Serat Pararton menjelaskan bahwa raja diungsikan dari sanagara ke
badander yang dilakukan pada malam hari supaya tidak ada orang yang
mengetahui bahwa raja diungsikan. Raja hanya disertai 15 orang pasukan
Bhayangkara. Nama Gajah Mada baru muncul dalam peristiwa
pemberontakan Kuti tersebut yang berperan sebagai kepala pasukan
Bhayangkara. Malam itu, ketika penduduk Majapahit semua tertidur, Gajah
Mada memimpin pasukan Bhayangkara untuk mejaga dan mengamankan
raja selama dalam pelarian ke Desa Badander. Menurut Munandar (2010:23-
24) cukup menarik untuk menjelaskan perihal jumlah pasukan Bhayangkara
yang menjadi pengawal raja pada malam saat raja menuju ke Badander yang
hanya berjumlah 15 orang. Jika ditambahkan dengan Gajah Mada maka
jumlahnya menjadi 16 orang. Jumlah itu merupakan kelipatan dua dari
delapan. Dalam ajaran Hindu diperoleh konsep Astadikpalaka atau Asta-
Lokapala (delapan dewa penjaga mata angin).
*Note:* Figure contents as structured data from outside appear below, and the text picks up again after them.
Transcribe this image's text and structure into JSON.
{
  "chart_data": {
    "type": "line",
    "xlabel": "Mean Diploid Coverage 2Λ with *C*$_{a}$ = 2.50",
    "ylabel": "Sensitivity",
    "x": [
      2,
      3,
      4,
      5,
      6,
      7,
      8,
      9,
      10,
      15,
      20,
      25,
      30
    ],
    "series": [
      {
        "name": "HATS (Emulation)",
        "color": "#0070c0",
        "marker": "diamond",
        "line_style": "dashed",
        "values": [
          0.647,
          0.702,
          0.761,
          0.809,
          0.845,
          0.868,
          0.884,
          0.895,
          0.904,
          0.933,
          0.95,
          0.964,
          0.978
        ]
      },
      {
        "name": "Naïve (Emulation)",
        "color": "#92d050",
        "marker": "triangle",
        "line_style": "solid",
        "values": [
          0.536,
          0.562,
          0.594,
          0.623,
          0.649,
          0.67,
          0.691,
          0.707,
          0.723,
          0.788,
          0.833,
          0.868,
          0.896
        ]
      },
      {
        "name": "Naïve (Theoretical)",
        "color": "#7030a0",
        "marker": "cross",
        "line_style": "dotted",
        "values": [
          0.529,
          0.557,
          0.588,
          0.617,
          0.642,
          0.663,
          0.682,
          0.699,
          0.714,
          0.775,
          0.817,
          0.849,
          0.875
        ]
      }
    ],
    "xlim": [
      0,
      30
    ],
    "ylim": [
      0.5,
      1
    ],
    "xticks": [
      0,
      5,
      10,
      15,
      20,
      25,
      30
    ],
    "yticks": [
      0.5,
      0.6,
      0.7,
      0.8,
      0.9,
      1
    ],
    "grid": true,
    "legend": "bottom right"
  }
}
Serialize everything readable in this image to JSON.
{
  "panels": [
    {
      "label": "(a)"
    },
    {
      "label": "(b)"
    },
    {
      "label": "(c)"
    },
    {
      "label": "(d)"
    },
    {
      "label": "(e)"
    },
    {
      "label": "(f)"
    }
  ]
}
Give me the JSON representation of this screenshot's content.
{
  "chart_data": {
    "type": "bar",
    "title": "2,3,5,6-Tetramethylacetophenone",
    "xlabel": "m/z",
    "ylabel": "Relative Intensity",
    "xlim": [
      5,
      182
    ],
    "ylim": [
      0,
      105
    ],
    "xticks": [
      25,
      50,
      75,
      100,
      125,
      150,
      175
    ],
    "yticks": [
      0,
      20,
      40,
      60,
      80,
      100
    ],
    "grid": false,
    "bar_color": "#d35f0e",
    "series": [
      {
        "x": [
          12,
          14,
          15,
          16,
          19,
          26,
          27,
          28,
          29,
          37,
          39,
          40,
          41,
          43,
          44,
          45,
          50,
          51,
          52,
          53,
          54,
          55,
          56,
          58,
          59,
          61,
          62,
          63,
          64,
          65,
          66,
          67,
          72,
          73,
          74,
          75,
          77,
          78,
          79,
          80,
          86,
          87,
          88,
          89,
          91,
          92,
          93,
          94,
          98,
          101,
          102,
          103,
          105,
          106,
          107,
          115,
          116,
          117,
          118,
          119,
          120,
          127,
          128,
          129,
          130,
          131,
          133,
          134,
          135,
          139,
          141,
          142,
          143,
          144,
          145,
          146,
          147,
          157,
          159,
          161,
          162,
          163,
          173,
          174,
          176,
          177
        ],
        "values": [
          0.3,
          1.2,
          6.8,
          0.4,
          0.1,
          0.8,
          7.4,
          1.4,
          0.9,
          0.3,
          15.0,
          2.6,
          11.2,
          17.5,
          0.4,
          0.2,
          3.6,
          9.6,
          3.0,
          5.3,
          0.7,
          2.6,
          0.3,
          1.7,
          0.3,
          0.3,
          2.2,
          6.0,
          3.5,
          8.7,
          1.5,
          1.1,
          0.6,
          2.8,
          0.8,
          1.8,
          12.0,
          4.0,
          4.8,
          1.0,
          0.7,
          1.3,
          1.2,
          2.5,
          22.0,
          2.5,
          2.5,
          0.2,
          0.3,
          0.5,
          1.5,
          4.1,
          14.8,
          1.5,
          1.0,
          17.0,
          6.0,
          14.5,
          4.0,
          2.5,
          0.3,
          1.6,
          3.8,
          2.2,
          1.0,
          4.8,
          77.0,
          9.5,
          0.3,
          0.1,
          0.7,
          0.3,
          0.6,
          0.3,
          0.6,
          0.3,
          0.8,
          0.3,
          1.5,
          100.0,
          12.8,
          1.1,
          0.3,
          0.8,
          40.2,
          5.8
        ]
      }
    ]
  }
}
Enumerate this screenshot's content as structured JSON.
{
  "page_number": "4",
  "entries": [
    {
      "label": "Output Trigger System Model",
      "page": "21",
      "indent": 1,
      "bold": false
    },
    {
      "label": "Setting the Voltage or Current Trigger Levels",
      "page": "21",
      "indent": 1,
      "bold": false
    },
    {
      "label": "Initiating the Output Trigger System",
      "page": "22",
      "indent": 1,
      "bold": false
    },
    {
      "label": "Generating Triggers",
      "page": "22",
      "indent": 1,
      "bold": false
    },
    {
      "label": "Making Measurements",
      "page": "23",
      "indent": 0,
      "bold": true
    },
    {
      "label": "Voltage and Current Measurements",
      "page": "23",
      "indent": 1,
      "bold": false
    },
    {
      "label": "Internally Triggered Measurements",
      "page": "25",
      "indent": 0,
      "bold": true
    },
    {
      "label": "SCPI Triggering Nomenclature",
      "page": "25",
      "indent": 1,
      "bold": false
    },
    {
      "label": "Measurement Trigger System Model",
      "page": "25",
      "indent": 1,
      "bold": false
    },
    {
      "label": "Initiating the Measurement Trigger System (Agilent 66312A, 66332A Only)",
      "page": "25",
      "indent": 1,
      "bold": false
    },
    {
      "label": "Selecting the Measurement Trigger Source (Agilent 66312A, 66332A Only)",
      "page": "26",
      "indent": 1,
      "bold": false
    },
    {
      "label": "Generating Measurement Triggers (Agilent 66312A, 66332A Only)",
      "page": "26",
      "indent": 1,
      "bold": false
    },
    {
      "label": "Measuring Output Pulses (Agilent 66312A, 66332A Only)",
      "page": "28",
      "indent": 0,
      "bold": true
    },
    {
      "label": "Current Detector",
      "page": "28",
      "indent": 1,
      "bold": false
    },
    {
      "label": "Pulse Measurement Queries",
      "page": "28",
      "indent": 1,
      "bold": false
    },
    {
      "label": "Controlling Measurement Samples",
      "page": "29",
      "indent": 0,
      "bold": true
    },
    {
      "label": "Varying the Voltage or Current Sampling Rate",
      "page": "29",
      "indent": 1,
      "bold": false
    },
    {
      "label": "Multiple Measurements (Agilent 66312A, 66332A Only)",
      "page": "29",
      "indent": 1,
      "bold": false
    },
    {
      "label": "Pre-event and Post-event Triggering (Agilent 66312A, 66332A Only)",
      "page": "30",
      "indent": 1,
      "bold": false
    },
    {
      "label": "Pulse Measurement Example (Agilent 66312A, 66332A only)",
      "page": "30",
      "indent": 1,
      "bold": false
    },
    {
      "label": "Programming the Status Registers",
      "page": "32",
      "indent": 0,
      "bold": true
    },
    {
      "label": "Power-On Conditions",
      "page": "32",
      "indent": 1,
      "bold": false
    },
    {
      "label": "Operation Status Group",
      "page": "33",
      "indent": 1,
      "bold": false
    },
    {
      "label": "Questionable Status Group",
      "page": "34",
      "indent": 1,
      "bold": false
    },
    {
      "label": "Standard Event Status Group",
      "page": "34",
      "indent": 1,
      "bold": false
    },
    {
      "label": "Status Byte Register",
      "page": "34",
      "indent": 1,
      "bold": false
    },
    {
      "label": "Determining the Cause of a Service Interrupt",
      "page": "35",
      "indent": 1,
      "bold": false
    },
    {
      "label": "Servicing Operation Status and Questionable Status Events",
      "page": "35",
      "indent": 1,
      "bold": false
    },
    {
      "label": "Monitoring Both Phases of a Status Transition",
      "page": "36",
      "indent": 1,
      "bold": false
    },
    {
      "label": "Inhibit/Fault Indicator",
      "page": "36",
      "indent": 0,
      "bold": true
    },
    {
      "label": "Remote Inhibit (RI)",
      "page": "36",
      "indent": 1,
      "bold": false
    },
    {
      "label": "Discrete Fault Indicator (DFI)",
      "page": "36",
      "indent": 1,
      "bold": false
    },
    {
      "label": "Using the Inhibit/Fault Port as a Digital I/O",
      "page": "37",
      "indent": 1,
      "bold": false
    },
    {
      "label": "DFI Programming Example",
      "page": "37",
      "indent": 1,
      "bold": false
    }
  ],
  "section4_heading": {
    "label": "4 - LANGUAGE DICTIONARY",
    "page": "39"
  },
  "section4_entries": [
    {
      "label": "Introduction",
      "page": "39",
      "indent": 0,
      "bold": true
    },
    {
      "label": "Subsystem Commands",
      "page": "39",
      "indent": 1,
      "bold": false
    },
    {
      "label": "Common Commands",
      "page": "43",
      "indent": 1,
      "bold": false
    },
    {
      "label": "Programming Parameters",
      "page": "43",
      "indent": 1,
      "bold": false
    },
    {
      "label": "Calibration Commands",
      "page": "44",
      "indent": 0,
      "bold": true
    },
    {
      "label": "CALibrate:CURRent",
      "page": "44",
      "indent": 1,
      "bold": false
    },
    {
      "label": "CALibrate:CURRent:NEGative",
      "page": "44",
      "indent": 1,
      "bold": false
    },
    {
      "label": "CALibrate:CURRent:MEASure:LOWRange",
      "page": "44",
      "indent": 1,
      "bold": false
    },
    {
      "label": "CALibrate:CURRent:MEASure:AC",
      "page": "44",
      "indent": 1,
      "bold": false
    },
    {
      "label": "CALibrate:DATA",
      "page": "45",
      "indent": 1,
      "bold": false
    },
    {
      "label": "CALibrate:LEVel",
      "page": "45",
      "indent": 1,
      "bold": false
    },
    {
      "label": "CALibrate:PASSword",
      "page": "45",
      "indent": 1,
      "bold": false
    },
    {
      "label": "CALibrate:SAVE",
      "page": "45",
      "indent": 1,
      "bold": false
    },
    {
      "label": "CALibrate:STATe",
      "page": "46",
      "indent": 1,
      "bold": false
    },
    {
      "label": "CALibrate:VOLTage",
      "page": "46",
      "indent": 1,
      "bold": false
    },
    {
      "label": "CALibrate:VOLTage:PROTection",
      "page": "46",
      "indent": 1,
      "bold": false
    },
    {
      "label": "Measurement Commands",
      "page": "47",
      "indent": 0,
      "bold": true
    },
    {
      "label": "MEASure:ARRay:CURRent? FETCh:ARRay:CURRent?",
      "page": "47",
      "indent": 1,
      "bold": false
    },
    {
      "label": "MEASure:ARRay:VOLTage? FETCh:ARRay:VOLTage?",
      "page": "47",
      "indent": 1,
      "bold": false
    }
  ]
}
Serat Pararaton, sang raja beserta para pengawalnya cukup lama
tinggal di tempat pengungsian di rumah kepala desa Badander. Melalui
pemberitaan Serat Pararaton diketahui juga sewaktu mengungsi di Badander
Raja Jayanagara selain disertai oleh pengawal dari pasukan Bhayangkara.
Pengawal itu antara lain adalah kaum pengalasan atau para pelayan raja. Pada
waktu mengungsi di Badander seorang pengalasan meminta izin untuk
kembali ke Majapahit. Namun, Gajah Mada tidak mengizinkannya karena
Gajah Mada khawatir pengalasan tersebut membocorkan rahasia keberadaan
raja kepada pihak Ra Kuti. Karena soerang pengalasan tersebut tetap
memaksa untuk pergi ke Majapahit maka Gajah Mada membunuh
pengalasan tersebut.
Selanjutnya didalam Serat Pararaton dijelaskan bahwa setelah lima
hari tinggal di Badander. Gajah Mada meminta izin kepada raja untuk pergi
ke Majapahit untuk melihat keaadan di Majapahit. Setelah tiba di Majapahit
dia mengunjungi amancanagara (pejabat tinggi kerajaan). Dalam
pertemuannya itu amancanagara bertanya tentang keberadaan raja. Namun
Gajah Mada menjawab bahwa Raja Jayanagara telah meninggal dibunuh
pasukan Ra Kuti. Mendengar jawaban Gajah Mada para amancanagara
menangis. Lalu Gajah Mada berkata: “Diamlah, bukankah anda semua
menghendaki Ra Kuti menjadi raja?” tetapi mereka menjawab: “Apa katamu?
Dia bukanlah raja yang kami inginkan”. Mendengar jawaban itu akhirnya
Gajah Mada mengetahui bahwa para amancanagara dan masyarakat
Majapahit tidak suka terhadap Ra Kuti dan masih mencintai Raja Jayanagara.
Setelah Gajah Mada mengetahui hal itu, dia memberi tau bahwa Raja
Jayanagara masih hidup. Selanjutnya, Gajah Mada memohon bantuan kepada
para amancanagara supaya mereka bisa bersama-sama menumpas Ra Kuti.
Didalam Serat Pararaton tidak dijelaskan bagaimana caranya Ra Kuti
akhirnya dibunuh. Hal yang pasti adalah bahwa setelah pemberontakan Ra
Kuti dipadamkan oleh muslihat Gajah Mada, sehingga Majapahit kembali
dalam kondisi tenang dan Raja Jayanagara dapat kembali ke Majapahit.